Besonders auffällig war der Vergleich mit Julian Alvarez. Der argentinische Stürmer, der unmittelbar vor Romero das Podium betreten hatte, begrüßte sowohl Infantino als auch Trump.

Damit wurde deutlich, dass die Spieler unterschiedlich mit der Anwesenheit des US-Präsidenten umgingen.

Während Alvarez dem Politiker die Hand gab, entschied sich Romero offenbar bewusst dafür, auf eine Begrüßung zu verzichten. Ob dahinter eine politische Botschaft oder lediglich eine persönliche Entscheidung stand, ist nicht bekannt.

Eine öffentliche Erklärung des Verteidigers zu dem Moment liegt bislang nicht vor.

Der Moment verbreitet sich in den sozialen Medien

Wie bei großen Sportereignissen üblich, dauerte es nicht lange, bis die Szene in den sozialen Netzwerken diskutiert wurde. Nutzer teilten Ausschnitte der Siegerehrung und analysierten die kurze Begegnung zwischen Romero und Trump.

Dabei gingen die Reaktionen weit auseinander. Einige Fans interpretierten den Vorfall als bewusste politische Geste, während andere darauf hinwiesen, dass aus einem kurzen Moment nicht automatisch eine bestimmte Absicht abgeleitet werden könne.

Fest steht lediglich, dass Romero Trump bei der Übergabe der Silbermedaille nicht die Hand schüttelte.

Bitterer Abend für Argentinien

Für Romero und seine Mannschaft war der Abend ohnehin von großer Enttäuschung geprägt.

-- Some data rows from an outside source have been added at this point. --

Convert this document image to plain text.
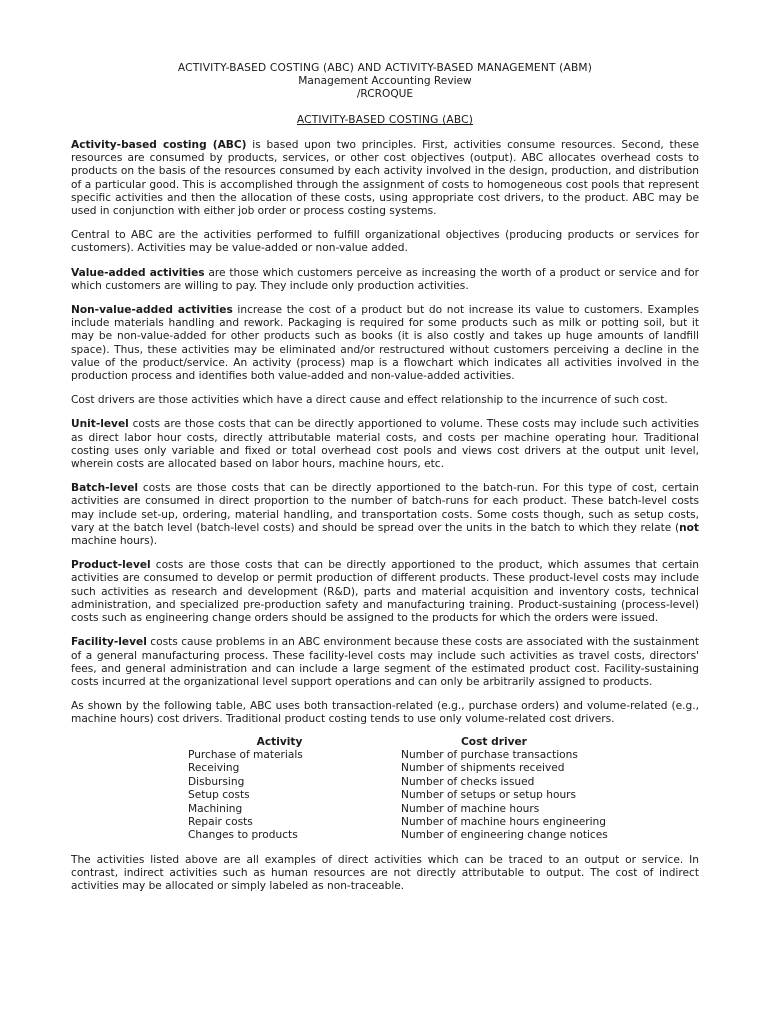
ACTIVITY-BASED COSTING (ABC) AND ACTIVITY-BASED MANAGEMENT (ABM)

Management Accounting Review

/RCROQUE

ACTIVITY-BASED COSTING (ABC)

Activity-based costing (ABC) is based upon two principles. First, activities consume resources. Second, these resources are consumed by products, services, or other cost objectives (output). ABC allocates overhead costs to products on the basis of the resources consumed by each activity involved in the design, production, and distribution of a particular good. This is accomplished through the assignment of costs to homogeneous cost pools that represent specific activities and then the allocation of these costs, using appropriate cost drivers, to the product. ABC may be used in conjunction with either job order or process costing systems.

Central to ABC are the activities performed to fulfill organizational objectives (producing products or services for customers). Activities may be value-added or non-value added.

Value-added activities are those which customers perceive as increasing the worth of a product or service and for which customers are willing to pay. They include only production activities.

Non-value-added activities increase the cost of a product but do not increase its value to customers. Examples include materials handling and rework. Packaging is required for some products such as milk or potting soil, but it may be non-value-added for other products such as books (it is also costly and takes up huge amounts of landfill space). Thus, these activities may be eliminated and/or restructured without customers perceiving a decline in the value of the product/service. An activity (process) map is a flowchart which indicates all activities involved in the production process and identifies both value-added and non-value-added activities.

Cost drivers are those activities which have a direct cause and effect relationship to the incurrence of such cost.

Unit-level costs are those costs that can be directly apportioned to volume. These costs may include such activities as direct labor hour costs, directly attributable material costs, and costs per machine operating hour. Traditional costing uses only variable and fixed or total overhead cost pools and views cost drivers at the output unit level, wherein costs are allocated based on labor hours, machine hours, etc.

Batch-level costs are those costs that can be directly apportioned to the batch-run. For this type of cost, certain activities are consumed in direct proportion to the number of batch-runs for each product. These batch-level costs may include set-up, ordering, material handling, and transportation costs. Some costs though, such as setup costs, vary at the batch level (batch-level costs) and should be spread over the units in the batch to which they relate (not machine hours).

Product-level costs are those costs that can be directly apportioned to the product, which assumes that certain activities are consumed to develop or permit production of different products. These product-level costs may include such activities as research and development (R&D), parts and material acquisition and inventory costs, technical administration, and specialized pre-production safety and manufacturing training. Product-sustaining (process-level) costs such as engineering change orders should be assigned to the products for which the orders were issued.

Facility-level costs cause problems in an ABC environment because these costs are associated with the sustainment of a general manufacturing process. These facility-level costs may include such activities as travel costs, directors' fees, and general administration and can include a large segment of the estimated product cost. Facility-sustaining costs incurred at the organizational level support operations and can only be arbitrarily assigned to products.

As shown by the following table, ABC uses both transaction-related (e.g., purchase orders) and volume-related (e.g., machine hours) cost drivers. Traditional product costing tends to use only volume-related cost drivers.

Activity	Cost driver
Purchase of materials	Number of purchase transactions
Receiving	Number of shipments received
Disbursing	Number of checks issued
Setup costs	Number of setups or setup hours
Machining	Number of machine hours
Repair costs	Number of machine hours engineering
Changes to products	Number of engineering change notices

The activities listed above are all examples of direct activities which can be traced to an output or service. In contrast, indirect activities such as human resources are not directly attributable to output. The cost of indirect activities may be allocated or simply labeled as non-traceable.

Argentinien hatte die Chance, den Weltmeistertitel zu verteidigen, musste sich Spanien jedoch nach Verlängerung mit 0:1 geschlagen geben. Damit blieb der Mannschaft von Trainer Lionel Scaloni am Ende nur die Silbermedaille.

Die Niederlage war besonders bitter, nachdem Argentinien im Halbfinale England mit 2:1 besiegt und damit den Einzug ins Endspiel perfekt gemacht hatte.

Nun muss die Mannschaft mit der Enttäuschung umgehen, den Titel nicht erneut gewonnen zu haben.

Trump als prominenter Gast beim Finale

Die Anwesenheit von Donald Trump beim WM-Finale hatte bereits vor dem Spiel für große Aufmerksamkeit gesorgt. Als US-Präsident war er einer der prominentesten Gäste bei einem der größten Sportereignisse der Welt.

Bei der Siegerehrung stand Trump gemeinsam mit FIFA-Präsident Gianni Infantino auf dem Podium und begrüßte die Spieler.

Während mehrere argentinische Fußballer den Politiker persönlich begrüßten, sorgte Romeros Entscheidung, ohne Handschlag an ihm vorbeizugehen, für einen besonders auffälligen Moment.

Was steckt wirklich dahinter?

Ob Romero mit seinem Verhalten tatsächlich ein politisches Signal senden wollte, bleibt offen. Ohne eine Erklärung des Spielers wäre es spekulativ, ihm eine konkrete Motivation zuzuschreiben.

Dennoch zeigt die Szene einmal mehr, wie stark politische und sportliche Ereignisse bei einer Weltmeisterschaft miteinander verbunden sein können.

Für Cristian Romero dürfte jedoch vor allem die sportliche Enttäuschung im Vordergrund stehen. Nach dem verlorenen Finale muss sich der argentinische Verteidiger mit seinen Teamkollegen mit dem zweiten Platz zufriedengeben.

Sein kurzer Moment bei der Medaillenübergabe dürfte allerdings noch länger für Diskussionen sorgen – insbesondere, weil die Kameras den ungewöhnlichen Augenblick genau festhielten.